Thinking While Parenting

Since I officially became an adult, I’m trying to spend more time thinking and less time not thinking (see here). It sounds simple enough, but thinking is nearly impossible in a house that’s being ambushed and taken over by kids.

If ideas are light, parenting is a merciless black hole, the antithesis of thought. There’s always a distraction, a child in distress, an offensive noise or sound, to counteract an idea just as it forms in our mind. Because of its mass and gravitational pull, parenting consumes but doesn’t reflect light.

Living on the event horizon of a black hole is problematic for two reasons. First, life disappears with little to show for it; fewer thoughts produce fewer memories (again, see here). Second, the result of not thinking, day after day, is learned thoughtlessness, a habitual state of unconscious reaction. Unconscious habit is the path of least resistance, one with a deep rut down the center, and we go where it takes us.

The path of default reactions takes us to the Doldrums, a parenting Slump, where the days are dreary and mundane, our kids are noisy and pesky, and the future is bleak. Unconsciously, we end up interpreting our experiences through the lens of self, in terms of our own wants and needs (see This Is Water, by David Foster Wallace). Parenting becomes a drag, a responsibility that we willingly accept, but one that gets in the way.

To break free, we have to realize that we created the black hole. We are the masters of our family universe, at least until our kids turn into teenagers, i.e., klingons. We have to get our acts together and take control of our mind and our inter-stellar situation.

Taking control requires creativity. For example, when the kids plug the sink and flood the bathroom, we can react in one of two ways. The first comes easily and without thought. It is driven by our exasperation at having to clean up another mess. It involves stern looks, harsh tones, and some form of punishment. The second comes with some difficulty and mental effort. It is driven by our desire to make the best of things, and to teach our kids to do the same. It involves instruction on the main functions and capacities of a toilet, and a demonstration of how cleaning up can be fun.

To think while parenting, we have to parent outside the box. When your kids give you a flooded bathroom, make an indoor slip-and-slide.

Recently, my wife went out of town and I had our third-dozen kids to myself for the weekend. One day, our girls tried to make pixie dust, spilling flour, sugar, and food coloring on the kitchen floor and then dancing through it and across the house. The house didn’t float away to never-never land. And I was not Peter Pan. I was Captain Hook.
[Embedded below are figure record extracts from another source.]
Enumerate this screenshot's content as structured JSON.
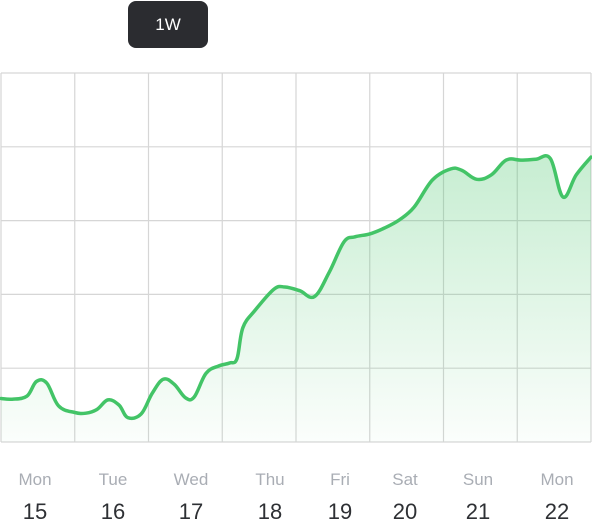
{
  "range_selector": {
    "selected": "1W"
  },
  "colors": {
    "line": "#43c467",
    "fill_top": "#43c467",
    "grid": "#d6d6d6",
    "button_bg": "#2b2c30"
  },
  "chart_data": {
    "type": "area",
    "x_ticks": [
      {
        "day": "Mon",
        "date": "15"
      },
      {
        "day": "Tue",
        "date": "16"
      },
      {
        "day": "Wed",
        "date": "17"
      },
      {
        "day": "Thu",
        "date": "18"
      },
      {
        "day": "Fri",
        "date": "19"
      },
      {
        "day": "Sat",
        "date": "20"
      },
      {
        "day": "Sun",
        "date": "21"
      },
      {
        "day": "Mon",
        "date": "22"
      }
    ],
    "x_range": [
      0,
      8
    ],
    "ylim": [
      0,
      5
    ],
    "grid": true,
    "legend": "none",
    "series": [
      {
        "values": [
          [
            0.0,
            0.59
          ],
          [
            0.15,
            0.58
          ],
          [
            0.35,
            0.62
          ],
          [
            0.48,
            0.82
          ],
          [
            0.62,
            0.8
          ],
          [
            0.78,
            0.49
          ],
          [
            1.0,
            0.4
          ],
          [
            1.15,
            0.39
          ],
          [
            1.3,
            0.44
          ],
          [
            1.45,
            0.57
          ],
          [
            1.6,
            0.5
          ],
          [
            1.72,
            0.33
          ],
          [
            1.9,
            0.38
          ],
          [
            2.05,
            0.66
          ],
          [
            2.2,
            0.85
          ],
          [
            2.35,
            0.78
          ],
          [
            2.5,
            0.6
          ],
          [
            2.62,
            0.61
          ],
          [
            2.78,
            0.93
          ],
          [
            2.95,
            1.03
          ],
          [
            3.1,
            1.07
          ],
          [
            3.2,
            1.13
          ],
          [
            3.28,
            1.55
          ],
          [
            3.45,
            1.79
          ],
          [
            3.7,
            2.07
          ],
          [
            3.85,
            2.1
          ],
          [
            4.05,
            2.05
          ],
          [
            4.25,
            1.97
          ],
          [
            4.45,
            2.3
          ],
          [
            4.65,
            2.71
          ],
          [
            4.8,
            2.78
          ],
          [
            5.0,
            2.82
          ],
          [
            5.2,
            2.9
          ],
          [
            5.4,
            3.01
          ],
          [
            5.6,
            3.18
          ],
          [
            5.85,
            3.55
          ],
          [
            6.1,
            3.7
          ],
          [
            6.25,
            3.68
          ],
          [
            6.45,
            3.56
          ],
          [
            6.65,
            3.62
          ],
          [
            6.85,
            3.82
          ],
          [
            7.05,
            3.82
          ],
          [
            7.25,
            3.83
          ],
          [
            7.45,
            3.84
          ],
          [
            7.62,
            3.32
          ],
          [
            7.8,
            3.62
          ],
          [
            8.0,
            3.86
          ]
        ]
      }
    ]
  }
}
Next time, I want to be Pan the Man. I want to be positive and make the best of the situation.

Thoughtful parenting leads to a conscious decision to be better, to change, to eliminate the negative and accentuate the positive, to remember how fortunate we are just to be alive, to have these brief moments with the people we love most. It leads to a change in perspective, where instead of focusing on the darkness we focus on our family, brilliant stars, radiating light.